Using Your Business E-mail Professionally and Effective
Ignore at your peril the marketing value of the e-mail messages you send to prospects, customers, vendors, and other people. They might be so poorly written that they turn off the recipient or have such large attachments that the recipient’s e-mail program discards them as spam.
Here’s some advice to keep in mind when you compose e-mail messages:
From line: The From line is the first criterion that recipients use in deciding whether to open a message — which makes your e-mail address a marketing decision. Select text that customers will recognize, such as your full name or a phrase such as CustomerService@YourCompany.com.
At this point, every good web host offers free e-mail addresses with your web domain name (@yourdomain.com), which you should use for branding and name recognition. You can access these addresses directly by using your e-mail program or have them forwarded to your regular e-mail account. Your developer or host can help you set them up.
To appear professional, don’t reply from or otherwise display your regular Internet service provider (ISP) e-mail account (for example, @aol, @hotmail, @gmail, or @comcast) or send business e-mail containing advertisements. Most e-mail programs let you define the From address that’s displayed in recipients’ inboxes. If you have any difficulty, ask your ISP.
Subject line: Recipients use the Subject line as their second criterion in the ruthless game of Toss or Read. Be succinct and factual; this isn’t the place for cute tricks. Keep the Subject line to fewer than 50 characters, which is the maximum length of the standard subject display. Shorter is better anyway; several studies have shown that shorter
Subject lines are more likely to be opened and to generate clicks. If your e-mail address doesn’t include your company name or function, put it in the Subject line: Your Tech Support Reply from ABC Products, for example. If appropriate, put an event name or a meeting date in the Subject line.
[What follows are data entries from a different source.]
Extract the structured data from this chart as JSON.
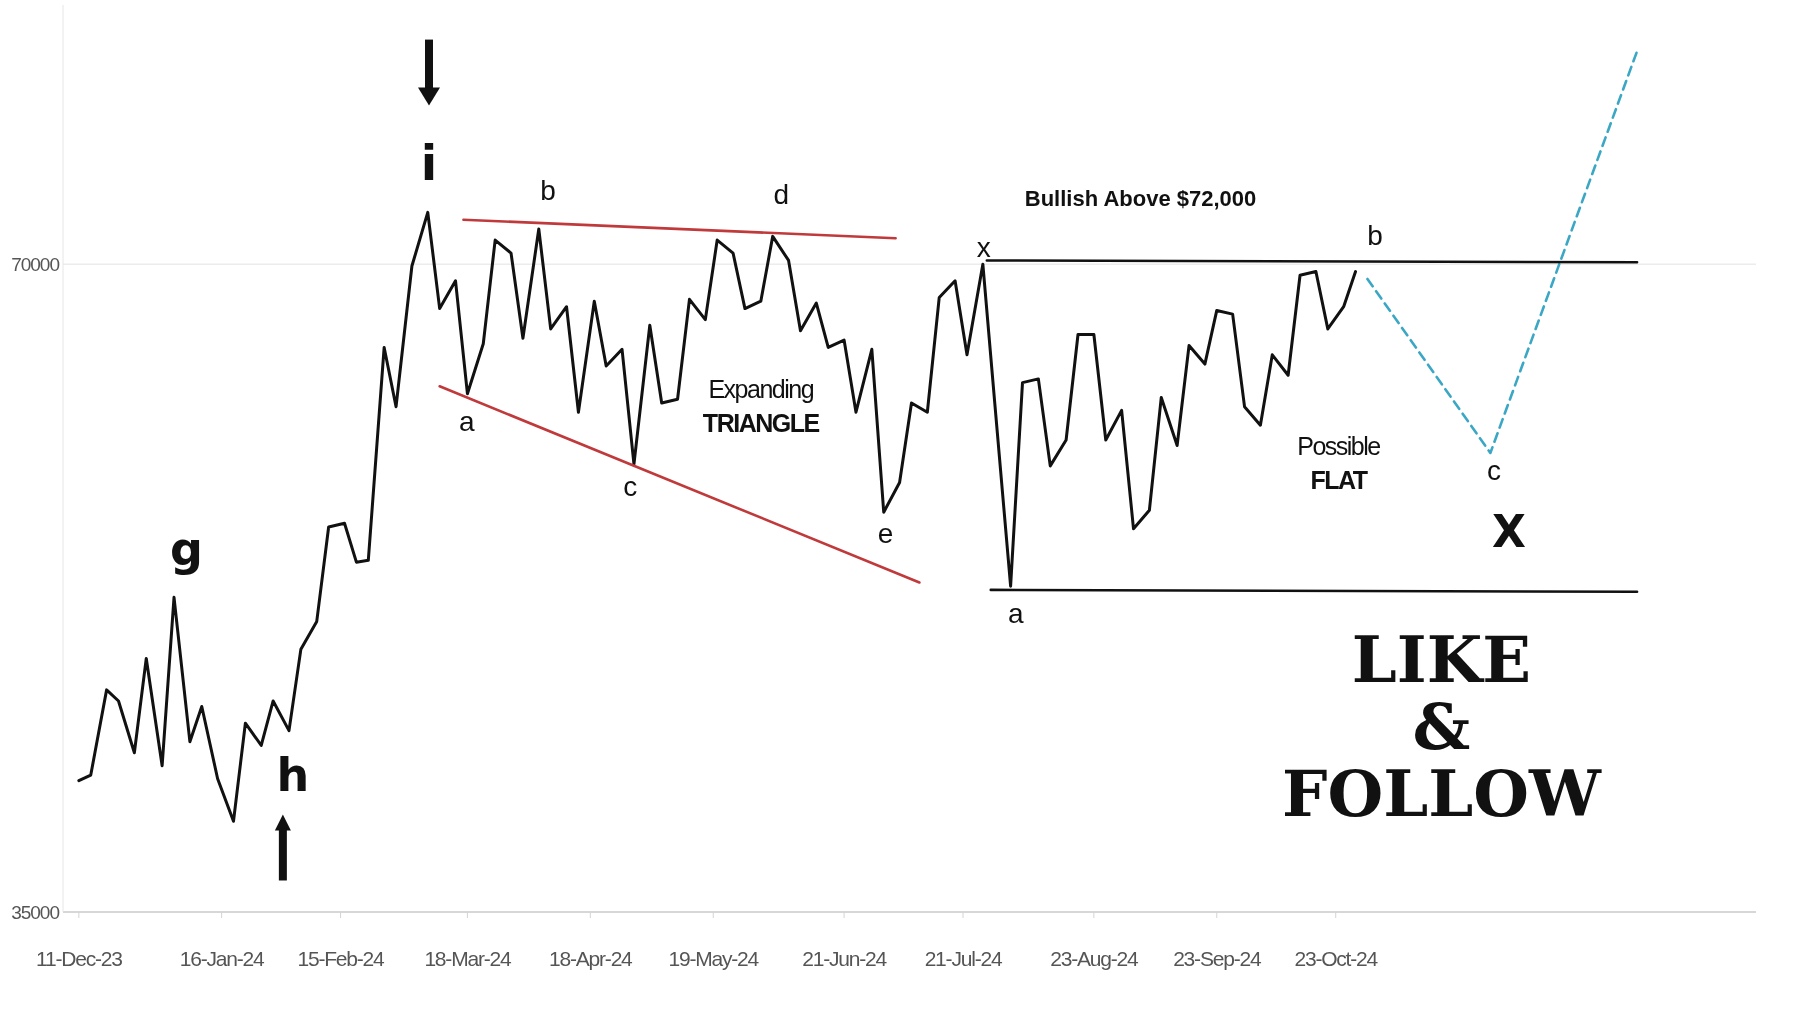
{
  "chart_data": {
    "type": "line",
    "xlim": [
      "2023-12-07",
      "2025-02-06"
    ],
    "ylim": [
      35000,
      84000
    ],
    "yticks": [
      35000,
      70000
    ],
    "xticks": [
      {
        "value": "2023-12-11",
        "label": "11-Dec-23"
      },
      {
        "value": "2024-01-16",
        "label": "16-Jan-24"
      },
      {
        "value": "2024-02-15",
        "label": "15-Feb-24"
      },
      {
        "value": "2024-03-18",
        "label": "18-Mar-24"
      },
      {
        "value": "2024-04-18",
        "label": "18-Apr-24"
      },
      {
        "value": "2024-05-19",
        "label": "19-May-24"
      },
      {
        "value": "2024-06-21",
        "label": "21-Jun-24"
      },
      {
        "value": "2024-07-21",
        "label": "21-Jul-24"
      },
      {
        "value": "2024-08-23",
        "label": "23-Aug-24"
      },
      {
        "value": "2024-09-23",
        "label": "23-Sep-24"
      },
      {
        "value": "2024-10-23",
        "label": "23-Oct-24"
      }
    ],
    "grid": "y",
    "marker": "none",
    "series": [
      {
        "color": "#111111",
        "line_style": "solid",
        "x": [
          "2023-12-11",
          "2023-12-14",
          "2023-12-18",
          "2023-12-21",
          "2023-12-25",
          "2023-12-28",
          "2024-01-01",
          "2024-01-04",
          "2024-01-08",
          "2024-01-11",
          "2024-01-15",
          "2024-01-19",
          "2024-01-22",
          "2024-01-26",
          "2024-01-29",
          "2024-02-02",
          "2024-02-05",
          "2024-02-09",
          "2024-02-12",
          "2024-02-16",
          "2024-02-19",
          "2024-02-22",
          "2024-02-26",
          "2024-02-29",
          "2024-03-04",
          "2024-03-08",
          "2024-03-11",
          "2024-03-15",
          "2024-03-18",
          "2024-03-22",
          "2024-03-25",
          "2024-03-29",
          "2024-04-01",
          "2024-04-05",
          "2024-04-08",
          "2024-04-12",
          "2024-04-15",
          "2024-04-19",
          "2024-04-22",
          "2024-04-26",
          "2024-04-29",
          "2024-05-03",
          "2024-05-06",
          "2024-05-10",
          "2024-05-13",
          "2024-05-17",
          "2024-05-20",
          "2024-05-24",
          "2024-05-27",
          "2024-05-31",
          "2024-06-03",
          "2024-06-07",
          "2024-06-10",
          "2024-06-14",
          "2024-06-17",
          "2024-06-21",
          "2024-06-24",
          "2024-06-28",
          "2024-07-01",
          "2024-07-05",
          "2024-07-08",
          "2024-07-12",
          "2024-07-15",
          "2024-07-19",
          "2024-07-22",
          "2024-07-26",
          "2024-07-29",
          "2024-08-02",
          "2024-08-05",
          "2024-08-09",
          "2024-08-12",
          "2024-08-16",
          "2024-08-19",
          "2024-08-23",
          "2024-08-26",
          "2024-08-30",
          "2024-09-02",
          "2024-09-06",
          "2024-09-09",
          "2024-09-13",
          "2024-09-16",
          "2024-09-20",
          "2024-09-23",
          "2024-09-27",
          "2024-09-30",
          "2024-10-04",
          "2024-10-07",
          "2024-10-11",
          "2024-10-14",
          "2024-10-18",
          "2024-10-21",
          "2024-10-25",
          "2024-10-28"
        ],
        "values": [
          42100,
          42400,
          47000,
          46400,
          43600,
          48700,
          42900,
          52000,
          44200,
          46100,
          42200,
          39900,
          45200,
          44000,
          46400,
          44800,
          49200,
          50700,
          55800,
          56000,
          53900,
          54000,
          65500,
          62300,
          69900,
          72800,
          67600,
          69100,
          63000,
          65700,
          71300,
          70600,
          66000,
          71900,
          66500,
          67700,
          62000,
          68000,
          64500,
          65400,
          59200,
          66700,
          62500,
          62700,
          68100,
          67000,
          71300,
          70600,
          67600,
          68000,
          71500,
          70200,
          66400,
          67900,
          65500,
          65900,
          62000,
          65400,
          56600,
          58200,
          62500,
          62000,
          68200,
          69100,
          65100,
          70000,
          62500,
          52600,
          63600,
          63800,
          59100,
          60500,
          66200,
          66200,
          60500,
          62100,
          55700,
          56700,
          62800,
          60200,
          65600,
          64600,
          67500,
          67300,
          62300,
          61300,
          65100,
          64000,
          69400,
          69600,
          66500,
          67700,
          69600
        ]
      },
      {
        "color": "#3ba7c4",
        "line_style": "dashed",
        "x": [
          "2024-10-31",
          "2024-12-01",
          "2025-01-07"
        ],
        "values": [
          69200,
          59800,
          81500
        ]
      },
      {
        "color": "#c0393b",
        "line_style": "solid",
        "x": [
          "2024-03-17",
          "2024-07-04"
        ],
        "values": [
          72400,
          71400
        ]
      },
      {
        "color": "#c0393b",
        "line_style": "solid",
        "x": [
          "2024-03-11",
          "2024-07-10"
        ],
        "values": [
          63400,
          52800
        ]
      },
      {
        "color": "#111111",
        "line_style": "solid",
        "x": [
          "2024-07-27",
          "2025-01-07"
        ],
        "values": [
          70200,
          70100
        ]
      },
      {
        "color": "#111111",
        "line_style": "solid",
        "x": [
          "2024-07-28",
          "2025-01-07"
        ],
        "values": [
          52400,
          52300
        ]
      }
    ],
    "annotations": [
      "g",
      "h",
      "i",
      "a",
      "b",
      "c",
      "d",
      "e",
      "x",
      "a",
      "b",
      "c",
      "X",
      "Expanding\nTRIANGLE",
      "Possible\nFLAT",
      "Bullish Above $72,000",
      "LIKE\n&\nFOLLOW"
    ]
  }
}
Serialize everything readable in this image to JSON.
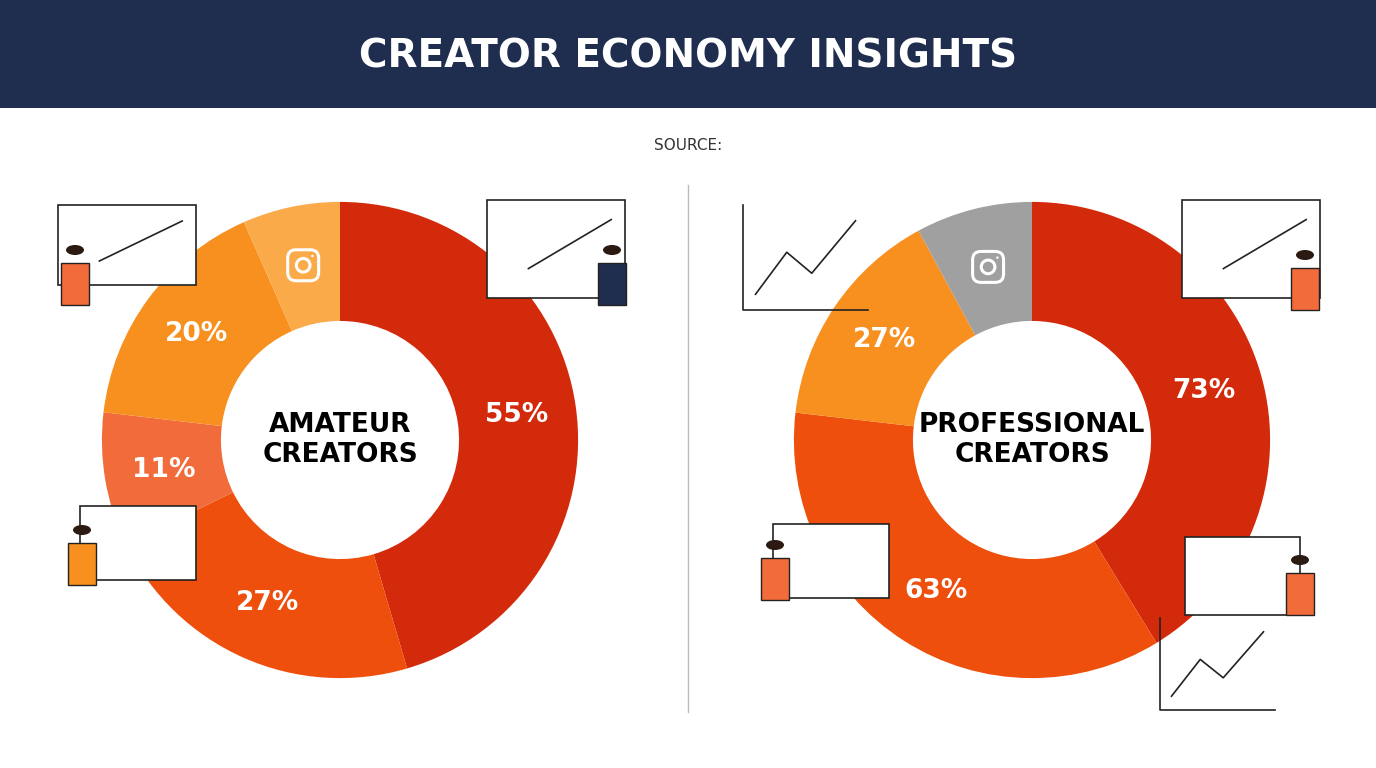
{
  "title": "CREATOR ECONOMY INSIGHTS",
  "source": "SOURCE:",
  "chart_data": [
    {
      "type": "pie",
      "title": "AMATEUR\nCREATORS",
      "values": [
        55,
        27,
        11,
        20,
        8
      ],
      "value_labels": [
        "55%",
        "27%",
        "11%",
        "20%",
        null
      ],
      "colors": [
        "#d42a0c",
        "#ee4f0c",
        "#f26b3a",
        "#f7901e",
        "#fbaa4a"
      ],
      "data_labels": true
    },
    {
      "type": "pie",
      "title": "PROFESSIONAL\nCREATORS",
      "values": [
        73,
        63,
        27,
        14
      ],
      "value_labels": [
        "73%",
        "63%",
        "27%",
        null
      ],
      "colors": [
        "#d42a0c",
        "#ee4f0c",
        "#f7901e",
        "#a0a0a0"
      ],
      "data_labels": true
    }
  ]
}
Message text: In the text itself, quickly identify yourself, the nature of your relationship with the recipient (or the person who referred you), and the purpose of your message. Also, keep your messages businesslike in appearance.
Save the fancy fonts and bright colors for your personal e-mail. If you include a small logo, remember that some people suppress images in e-mail. All these directives hold true for autoresponders and blurbs as well as for e-mail messages.
E-mail messages, autoresponders, and blurbs are standard forms of business correspondence. Always check them for clarity, formatting, spelling, and other essential principles of good writing. Send them to yourself or others to test whether they look right in different e-mail clients. Put the most important information at the top in case someone views messages in Preview mode.
Keep separate accounts for your business and personal e-mail. Many people keep a third e-mail identity for newsletters and other correspondence from websites to which they’ve given their e-mail address.